Liban: nouvelles frappes d'Israël, un pont stratégique détruit dans le sud
L'armée israélienne a intensifié ses opérations au Liban vendredi, lançant une série de frappes dans plusieurs régions, dont une a détruit un pont sur le fleuve Litani (sud), utilisé selon Israël par les combattants du Hezbollah pro-iranien.
Des frappes ont ciblé à l'aube ce pont stratégique situé au creux d'une vallée entourée de montagnes sur le Litani, qui traverse le sud du Liban, selon l'Agence nationale d'information (Ani, officielle).
"Ce pont constituait un point de passage crucial" pour le Hezbollah qui l'utilisait pour "pour se déplacer du nord au sud du Liban, renforcer ses positions et se préparer aux combats", a affirmé l'armée israélienne dans un communiqué.
"Récemment, le Hezbollah a positionné des lance-roquettes près du pont et a procédé à des tirs en direction d'Israël", a-t-elle poursuivi, répétant qu'elle ne "permettrait pas que des civils israéliens soient blessés".
Selon les images de l'AFPTV, la structure en béton était partiellement effondrée après l'attaque, empêchant tout passage de véhicules.
Il s'agit de la première infrastructure publique ciblée depuis que le Hezbollah a entraîné le 2 mars le pays dans la guerre régionale avec l'Iran en lançant des missiles sur Israël.
L'armée israélienne a par ailleurs poursuivi ses raids nocturnes, ciblant un appartement dans un immeuble résidentiel de la banlieue nord de Beyrouth, près de Bourj Hammoud, une zone jusque-là épargnée par les bombardements.
L'explosion a laissé un immense trou sur la façade d'un étage supérieur, aux murs noircis, a constaté un photographe de l'AFP.
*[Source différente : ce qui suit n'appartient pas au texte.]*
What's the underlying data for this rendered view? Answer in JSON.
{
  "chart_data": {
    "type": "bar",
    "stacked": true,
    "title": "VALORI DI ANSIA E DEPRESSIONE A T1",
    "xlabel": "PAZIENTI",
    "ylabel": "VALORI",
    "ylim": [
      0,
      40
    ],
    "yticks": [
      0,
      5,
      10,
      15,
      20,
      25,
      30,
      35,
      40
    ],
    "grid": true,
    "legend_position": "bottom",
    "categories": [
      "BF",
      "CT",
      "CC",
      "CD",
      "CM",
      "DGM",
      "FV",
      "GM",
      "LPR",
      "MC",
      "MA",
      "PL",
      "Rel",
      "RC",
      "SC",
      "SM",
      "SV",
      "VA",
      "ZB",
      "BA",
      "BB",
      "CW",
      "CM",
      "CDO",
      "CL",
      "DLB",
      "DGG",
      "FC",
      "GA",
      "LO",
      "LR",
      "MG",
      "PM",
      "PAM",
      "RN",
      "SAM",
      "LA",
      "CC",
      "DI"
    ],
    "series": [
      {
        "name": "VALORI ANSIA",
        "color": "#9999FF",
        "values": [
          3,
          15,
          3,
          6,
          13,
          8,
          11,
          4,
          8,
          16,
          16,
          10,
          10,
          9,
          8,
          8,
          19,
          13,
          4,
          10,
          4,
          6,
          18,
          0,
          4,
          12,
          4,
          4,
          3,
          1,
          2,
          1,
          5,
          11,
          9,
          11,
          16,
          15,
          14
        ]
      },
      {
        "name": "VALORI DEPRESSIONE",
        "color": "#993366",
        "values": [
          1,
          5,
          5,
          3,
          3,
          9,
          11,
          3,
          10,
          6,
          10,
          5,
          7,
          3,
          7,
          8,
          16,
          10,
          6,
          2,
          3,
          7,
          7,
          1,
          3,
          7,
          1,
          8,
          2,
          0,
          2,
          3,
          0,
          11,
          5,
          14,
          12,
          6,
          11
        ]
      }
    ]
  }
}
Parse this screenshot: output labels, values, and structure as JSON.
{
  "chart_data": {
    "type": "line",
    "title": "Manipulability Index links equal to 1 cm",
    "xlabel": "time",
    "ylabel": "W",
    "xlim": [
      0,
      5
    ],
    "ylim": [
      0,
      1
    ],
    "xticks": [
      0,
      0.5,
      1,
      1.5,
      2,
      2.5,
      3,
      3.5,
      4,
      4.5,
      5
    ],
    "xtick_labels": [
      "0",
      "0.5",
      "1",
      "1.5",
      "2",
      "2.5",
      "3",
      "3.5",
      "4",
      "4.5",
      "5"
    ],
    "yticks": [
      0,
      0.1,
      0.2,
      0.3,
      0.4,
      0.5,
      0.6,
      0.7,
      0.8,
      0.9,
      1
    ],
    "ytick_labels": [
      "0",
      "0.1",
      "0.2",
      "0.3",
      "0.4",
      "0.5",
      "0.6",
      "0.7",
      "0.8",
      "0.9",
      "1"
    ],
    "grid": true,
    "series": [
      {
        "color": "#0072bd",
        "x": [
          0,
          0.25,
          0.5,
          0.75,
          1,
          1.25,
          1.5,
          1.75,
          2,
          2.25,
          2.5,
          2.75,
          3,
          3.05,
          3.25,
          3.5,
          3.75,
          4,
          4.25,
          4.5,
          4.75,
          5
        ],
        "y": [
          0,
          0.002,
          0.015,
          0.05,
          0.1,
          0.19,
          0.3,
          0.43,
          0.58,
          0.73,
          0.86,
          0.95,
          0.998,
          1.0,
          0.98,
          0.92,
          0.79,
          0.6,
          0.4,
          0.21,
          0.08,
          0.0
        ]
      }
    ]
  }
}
Vendredi, l'armée israélienne a renouvelé son appel à évacuer aux habitants de la banlieue sud de Beyrouth, bastion du Hezbollah, après avoir précédemment étendu son avertissement dans le sud.
Les habitants de cette partie du Liban sont appelés à se déplacer à plus de 40 kilomètres de la frontière.
Israël, qui a lancé des incursions dans des villages côté libanais, a menacé de prendre des territoires si le gouvernement ne parvenait pas à maîtriser le Hezbollah.
Le secrétaire général de l'ONU, Antonio Guterres, se rend vendredi à Beyrouth pour alerter sur les besoins humanitaires, alors que plus de 687 personnes ont été tuées et plus de 800.000 personnes déplacées depuis le début des hostilités, selon un bilan officiel.
Le Hezbollah et Israël se sont affrontés d'octobre 2023 à novembre 2024. Israël avait continué à frapper le mouvement pro-iranien malgré un cessez-le-feu.